Trump signed a proclamation honoring King but seemed to miss the point and meaning of King’s contributions. The day should be spent doing civic or community good. Past presidents frequently spent the day with those in need or with young people planting trees and flowers, as did President Obama. Trump flew to Florida and played golf.
Here in Federal Way, we saw both the current generation of leaders and the future one at a celebration of Dr. King’s life that highlighted the talents of the cultural rainbow that is our community. It brought smiles of recognition to see what contributions, and an appreciation of a diversified community, can bring. As speakers pointed out, Dr. King isn’t a black hero, he is an American hero. One to be honored by all races for preaching ideals of equality, which is a cornerstone in the foundation of our country. But he should also be remembered for leading and speaking out when others chose to remain quiet, even at the cost of his life.
The event was a wonderful opportunity for reflection on past challenges and an acknowledgement we are facing them again. Beneath the surface was the gnawing and angering feeling that our president didn’t comprehend the meaning of the day nor the value our residents bring. Worse, he didn’t seem to care and might prefer they not be here. What a sad and incomplete place we would be without the different histories intertwined with each other in a common community goal that leads to better understanding.
Federal Way Public Schools Superintendent Dr. Tammy Campbell, educator Erin Jones and Federal Way City Councilman Jesse Johnson reminded us what the day was for and why it mattered. Each in their own way made a subtle but clear reference to the national embarrassment caused by Trump’s continued racist tone. However, local pride eventually overwhelmed those in the audience who felt any anger.
In keeping with Dr. King’s message, there was no call for reactive violence or even impeachment, although that idea is becoming more than just a passing thought to many.

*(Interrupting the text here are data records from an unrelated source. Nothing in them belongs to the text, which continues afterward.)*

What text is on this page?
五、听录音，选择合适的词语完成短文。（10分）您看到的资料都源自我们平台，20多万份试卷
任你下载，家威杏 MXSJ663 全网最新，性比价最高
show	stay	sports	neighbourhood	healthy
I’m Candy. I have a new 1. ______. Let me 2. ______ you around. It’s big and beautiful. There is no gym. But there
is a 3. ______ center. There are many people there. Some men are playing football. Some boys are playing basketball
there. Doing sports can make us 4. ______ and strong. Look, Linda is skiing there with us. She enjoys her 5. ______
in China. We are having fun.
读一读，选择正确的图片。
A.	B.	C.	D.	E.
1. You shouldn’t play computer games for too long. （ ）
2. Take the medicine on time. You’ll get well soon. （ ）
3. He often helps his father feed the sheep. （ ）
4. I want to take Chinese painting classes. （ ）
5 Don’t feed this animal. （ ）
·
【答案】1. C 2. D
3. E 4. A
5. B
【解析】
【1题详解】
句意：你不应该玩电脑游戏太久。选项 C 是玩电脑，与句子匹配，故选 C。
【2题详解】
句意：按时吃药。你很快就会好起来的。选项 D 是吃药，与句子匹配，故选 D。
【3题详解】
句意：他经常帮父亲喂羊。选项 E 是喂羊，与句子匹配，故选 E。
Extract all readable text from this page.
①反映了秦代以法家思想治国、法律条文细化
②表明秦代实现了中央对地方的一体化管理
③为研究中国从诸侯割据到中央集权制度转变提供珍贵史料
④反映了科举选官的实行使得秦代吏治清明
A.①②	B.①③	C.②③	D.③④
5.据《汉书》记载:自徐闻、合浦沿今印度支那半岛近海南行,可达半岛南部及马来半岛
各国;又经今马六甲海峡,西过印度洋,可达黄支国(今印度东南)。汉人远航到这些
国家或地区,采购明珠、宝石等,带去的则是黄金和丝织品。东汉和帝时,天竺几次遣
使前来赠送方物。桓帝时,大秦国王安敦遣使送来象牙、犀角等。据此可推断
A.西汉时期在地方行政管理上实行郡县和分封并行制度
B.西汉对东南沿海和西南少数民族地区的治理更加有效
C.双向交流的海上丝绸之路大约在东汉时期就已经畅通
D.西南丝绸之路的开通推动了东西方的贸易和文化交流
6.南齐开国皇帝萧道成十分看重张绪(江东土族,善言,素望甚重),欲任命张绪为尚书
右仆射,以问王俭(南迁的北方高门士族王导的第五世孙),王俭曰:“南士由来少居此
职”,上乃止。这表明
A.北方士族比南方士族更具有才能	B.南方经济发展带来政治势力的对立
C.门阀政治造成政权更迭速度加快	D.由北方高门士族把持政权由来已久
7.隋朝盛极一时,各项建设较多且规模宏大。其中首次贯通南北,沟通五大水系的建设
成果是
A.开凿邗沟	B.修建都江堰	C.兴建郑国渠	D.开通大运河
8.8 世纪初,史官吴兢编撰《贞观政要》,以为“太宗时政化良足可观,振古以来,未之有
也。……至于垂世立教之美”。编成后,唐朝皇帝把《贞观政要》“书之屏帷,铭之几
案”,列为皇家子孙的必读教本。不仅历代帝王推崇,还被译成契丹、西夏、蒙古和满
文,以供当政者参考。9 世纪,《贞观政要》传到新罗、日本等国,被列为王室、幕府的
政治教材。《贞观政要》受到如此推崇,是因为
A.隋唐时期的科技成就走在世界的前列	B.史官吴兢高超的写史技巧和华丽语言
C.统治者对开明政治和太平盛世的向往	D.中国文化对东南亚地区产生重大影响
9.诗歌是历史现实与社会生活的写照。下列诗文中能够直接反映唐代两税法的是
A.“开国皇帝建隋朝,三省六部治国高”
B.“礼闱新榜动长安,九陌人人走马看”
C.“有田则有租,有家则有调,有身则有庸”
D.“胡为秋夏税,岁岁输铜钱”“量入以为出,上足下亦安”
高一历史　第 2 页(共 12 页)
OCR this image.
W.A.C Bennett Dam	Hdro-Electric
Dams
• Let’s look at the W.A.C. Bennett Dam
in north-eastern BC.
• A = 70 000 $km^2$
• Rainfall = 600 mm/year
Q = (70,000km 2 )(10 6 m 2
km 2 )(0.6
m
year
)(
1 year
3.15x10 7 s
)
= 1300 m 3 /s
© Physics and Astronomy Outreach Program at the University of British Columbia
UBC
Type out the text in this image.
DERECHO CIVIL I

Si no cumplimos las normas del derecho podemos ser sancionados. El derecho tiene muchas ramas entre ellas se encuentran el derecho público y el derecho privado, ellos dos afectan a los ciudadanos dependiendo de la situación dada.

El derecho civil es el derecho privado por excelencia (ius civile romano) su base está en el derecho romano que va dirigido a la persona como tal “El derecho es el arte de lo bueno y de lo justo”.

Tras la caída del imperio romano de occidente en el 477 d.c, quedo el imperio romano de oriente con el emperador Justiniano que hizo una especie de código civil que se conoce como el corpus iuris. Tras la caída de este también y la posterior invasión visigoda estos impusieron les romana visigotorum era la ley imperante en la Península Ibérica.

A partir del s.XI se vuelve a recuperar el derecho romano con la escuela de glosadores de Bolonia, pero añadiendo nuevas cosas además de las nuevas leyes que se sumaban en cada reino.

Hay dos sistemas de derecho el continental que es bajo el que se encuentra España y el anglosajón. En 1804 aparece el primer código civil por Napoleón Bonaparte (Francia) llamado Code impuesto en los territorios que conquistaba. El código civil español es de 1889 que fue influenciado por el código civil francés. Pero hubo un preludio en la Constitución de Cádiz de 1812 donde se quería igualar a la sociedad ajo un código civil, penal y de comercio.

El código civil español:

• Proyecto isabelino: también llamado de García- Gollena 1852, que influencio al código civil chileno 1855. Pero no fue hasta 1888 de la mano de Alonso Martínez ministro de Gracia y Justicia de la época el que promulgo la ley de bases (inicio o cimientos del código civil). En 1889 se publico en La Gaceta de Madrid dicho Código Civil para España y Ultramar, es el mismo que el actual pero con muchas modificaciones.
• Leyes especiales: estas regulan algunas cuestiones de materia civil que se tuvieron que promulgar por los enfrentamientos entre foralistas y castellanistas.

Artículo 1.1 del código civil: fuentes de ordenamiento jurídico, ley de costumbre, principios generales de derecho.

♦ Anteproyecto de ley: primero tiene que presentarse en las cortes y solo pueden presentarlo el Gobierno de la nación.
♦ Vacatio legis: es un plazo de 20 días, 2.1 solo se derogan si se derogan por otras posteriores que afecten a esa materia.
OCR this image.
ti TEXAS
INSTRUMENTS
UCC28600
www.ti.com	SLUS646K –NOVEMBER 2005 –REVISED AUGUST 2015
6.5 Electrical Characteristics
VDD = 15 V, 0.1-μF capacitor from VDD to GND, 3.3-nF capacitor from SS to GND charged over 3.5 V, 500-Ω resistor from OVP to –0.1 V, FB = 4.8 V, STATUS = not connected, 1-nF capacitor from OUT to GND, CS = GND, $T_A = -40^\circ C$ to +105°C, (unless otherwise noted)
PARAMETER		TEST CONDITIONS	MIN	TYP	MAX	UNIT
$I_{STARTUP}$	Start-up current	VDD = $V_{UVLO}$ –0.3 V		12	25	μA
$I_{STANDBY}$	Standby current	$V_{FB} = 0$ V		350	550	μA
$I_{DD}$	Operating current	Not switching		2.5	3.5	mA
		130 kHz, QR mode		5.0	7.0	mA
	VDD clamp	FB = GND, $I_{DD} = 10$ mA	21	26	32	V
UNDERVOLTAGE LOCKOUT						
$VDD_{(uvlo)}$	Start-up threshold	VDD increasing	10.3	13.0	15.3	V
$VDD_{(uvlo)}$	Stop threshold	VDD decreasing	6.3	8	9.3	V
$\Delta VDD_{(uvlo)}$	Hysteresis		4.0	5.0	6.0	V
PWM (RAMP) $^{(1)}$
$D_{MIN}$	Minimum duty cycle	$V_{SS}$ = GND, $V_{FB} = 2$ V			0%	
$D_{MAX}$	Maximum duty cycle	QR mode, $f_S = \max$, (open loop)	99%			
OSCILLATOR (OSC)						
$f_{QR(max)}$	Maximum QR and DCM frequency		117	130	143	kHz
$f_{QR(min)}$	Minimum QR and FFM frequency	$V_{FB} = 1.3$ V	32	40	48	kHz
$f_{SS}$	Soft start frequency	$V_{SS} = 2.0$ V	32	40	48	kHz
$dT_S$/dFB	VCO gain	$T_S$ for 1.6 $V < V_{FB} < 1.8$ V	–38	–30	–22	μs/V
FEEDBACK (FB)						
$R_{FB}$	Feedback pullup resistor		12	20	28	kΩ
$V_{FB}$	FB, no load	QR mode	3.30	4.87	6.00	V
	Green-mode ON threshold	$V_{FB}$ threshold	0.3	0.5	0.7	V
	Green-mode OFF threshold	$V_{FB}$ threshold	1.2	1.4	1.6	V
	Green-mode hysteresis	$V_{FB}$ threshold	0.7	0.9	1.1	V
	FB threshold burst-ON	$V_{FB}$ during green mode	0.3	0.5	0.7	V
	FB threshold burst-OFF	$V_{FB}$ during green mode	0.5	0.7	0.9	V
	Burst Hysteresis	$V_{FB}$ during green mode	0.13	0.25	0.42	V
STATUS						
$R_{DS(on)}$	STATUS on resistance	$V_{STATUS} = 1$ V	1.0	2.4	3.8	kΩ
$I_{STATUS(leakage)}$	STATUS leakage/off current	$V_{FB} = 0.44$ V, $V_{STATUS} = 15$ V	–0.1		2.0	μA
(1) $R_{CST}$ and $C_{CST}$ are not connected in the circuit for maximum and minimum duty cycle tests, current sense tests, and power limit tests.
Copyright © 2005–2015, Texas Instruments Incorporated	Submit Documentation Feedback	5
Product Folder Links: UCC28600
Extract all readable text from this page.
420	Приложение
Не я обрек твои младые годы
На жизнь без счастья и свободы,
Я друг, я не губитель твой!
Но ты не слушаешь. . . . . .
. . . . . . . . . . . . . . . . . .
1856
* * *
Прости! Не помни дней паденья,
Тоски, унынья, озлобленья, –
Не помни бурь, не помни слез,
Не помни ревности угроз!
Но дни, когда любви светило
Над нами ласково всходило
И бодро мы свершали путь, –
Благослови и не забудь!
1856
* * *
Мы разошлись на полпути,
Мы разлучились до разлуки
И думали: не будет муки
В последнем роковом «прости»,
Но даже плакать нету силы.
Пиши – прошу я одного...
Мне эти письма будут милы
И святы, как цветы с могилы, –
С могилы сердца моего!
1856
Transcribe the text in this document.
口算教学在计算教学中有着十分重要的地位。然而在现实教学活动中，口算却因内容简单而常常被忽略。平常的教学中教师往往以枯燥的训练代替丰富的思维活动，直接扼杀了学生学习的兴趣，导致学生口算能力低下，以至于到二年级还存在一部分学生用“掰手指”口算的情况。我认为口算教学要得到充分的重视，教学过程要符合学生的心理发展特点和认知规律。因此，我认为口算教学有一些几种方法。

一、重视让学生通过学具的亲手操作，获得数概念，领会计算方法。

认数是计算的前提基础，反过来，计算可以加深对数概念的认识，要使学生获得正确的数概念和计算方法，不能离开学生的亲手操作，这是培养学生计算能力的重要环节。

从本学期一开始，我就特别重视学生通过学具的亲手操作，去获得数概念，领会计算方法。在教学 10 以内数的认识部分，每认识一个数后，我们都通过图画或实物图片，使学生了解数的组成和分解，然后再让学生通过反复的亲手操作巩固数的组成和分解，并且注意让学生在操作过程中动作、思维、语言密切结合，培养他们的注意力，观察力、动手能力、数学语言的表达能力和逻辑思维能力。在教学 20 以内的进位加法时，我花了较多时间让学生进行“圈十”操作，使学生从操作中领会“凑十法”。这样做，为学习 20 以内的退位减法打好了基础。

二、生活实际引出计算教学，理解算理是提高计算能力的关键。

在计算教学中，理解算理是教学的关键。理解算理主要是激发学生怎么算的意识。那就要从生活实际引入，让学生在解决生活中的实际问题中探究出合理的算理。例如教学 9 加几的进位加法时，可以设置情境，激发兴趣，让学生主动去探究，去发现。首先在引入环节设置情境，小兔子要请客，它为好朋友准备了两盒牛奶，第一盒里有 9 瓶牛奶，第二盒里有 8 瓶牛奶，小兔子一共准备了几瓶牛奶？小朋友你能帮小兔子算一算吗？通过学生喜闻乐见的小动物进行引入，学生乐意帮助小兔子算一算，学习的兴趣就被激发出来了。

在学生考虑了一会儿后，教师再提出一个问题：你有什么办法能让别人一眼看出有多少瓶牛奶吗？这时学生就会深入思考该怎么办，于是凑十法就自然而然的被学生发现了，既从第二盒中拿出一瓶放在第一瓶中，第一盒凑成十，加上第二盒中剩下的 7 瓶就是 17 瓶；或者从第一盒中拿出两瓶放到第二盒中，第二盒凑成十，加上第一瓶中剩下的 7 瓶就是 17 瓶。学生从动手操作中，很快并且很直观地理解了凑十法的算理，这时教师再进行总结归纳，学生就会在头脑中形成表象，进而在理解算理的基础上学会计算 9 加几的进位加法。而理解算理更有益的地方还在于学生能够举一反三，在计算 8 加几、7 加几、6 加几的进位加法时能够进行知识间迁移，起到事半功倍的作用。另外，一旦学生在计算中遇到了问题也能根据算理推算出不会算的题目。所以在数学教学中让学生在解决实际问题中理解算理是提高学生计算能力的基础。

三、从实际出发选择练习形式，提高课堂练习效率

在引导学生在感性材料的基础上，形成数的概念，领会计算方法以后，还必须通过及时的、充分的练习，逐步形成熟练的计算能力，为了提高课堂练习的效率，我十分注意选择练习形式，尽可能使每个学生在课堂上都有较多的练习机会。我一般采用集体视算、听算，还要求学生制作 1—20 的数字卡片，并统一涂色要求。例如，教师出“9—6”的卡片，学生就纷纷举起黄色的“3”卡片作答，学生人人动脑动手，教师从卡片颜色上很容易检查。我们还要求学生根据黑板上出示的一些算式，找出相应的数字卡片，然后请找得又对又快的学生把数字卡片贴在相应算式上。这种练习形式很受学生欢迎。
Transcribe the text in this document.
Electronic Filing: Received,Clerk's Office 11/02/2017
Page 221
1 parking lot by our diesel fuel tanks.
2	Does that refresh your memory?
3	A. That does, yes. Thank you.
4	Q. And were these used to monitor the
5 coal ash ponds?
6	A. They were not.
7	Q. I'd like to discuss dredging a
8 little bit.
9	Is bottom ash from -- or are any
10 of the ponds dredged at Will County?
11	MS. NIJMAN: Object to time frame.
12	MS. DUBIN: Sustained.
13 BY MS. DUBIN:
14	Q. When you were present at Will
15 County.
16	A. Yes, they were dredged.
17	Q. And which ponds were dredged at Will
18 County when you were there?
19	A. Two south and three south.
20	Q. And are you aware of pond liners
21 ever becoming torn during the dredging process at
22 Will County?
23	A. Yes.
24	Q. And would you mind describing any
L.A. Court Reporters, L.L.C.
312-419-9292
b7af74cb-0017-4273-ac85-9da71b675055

Growing up in the Northwest, most of us were far removed from the civil rights movement, and the rampant discrimination in the South was hard to comprehend, even though it was here with us in its more subtle ways. Mayor Jim Ferrell provided a history lesson with quotes from King’s letter from the Birmingham jail. Many in attendance have reread those striking words recently. But the time, place and political dynamics in our country demanded more.
There was a call to action by each speaker, most forcefully by new council member Johnson who said, “You cannot simply stand on the sidelines. You must be willing to speak out.”
President Trump dishonored our community last year with his comments on Charlottesville, and City Hall was woefully quiet.
When we congregate for our diversity celebration later this year, the mayor and council should be more forceful in condemning Trump’s actions and behavior. A resolution opposing bigotry and a request to Congress to censure Trump is overdue, and silence is no longer an alternative.
Dr. King was never silent, and our leaders shouldn’t be either. President Trump’s views will never be acceptable here. And it is past time for our leaders to say so.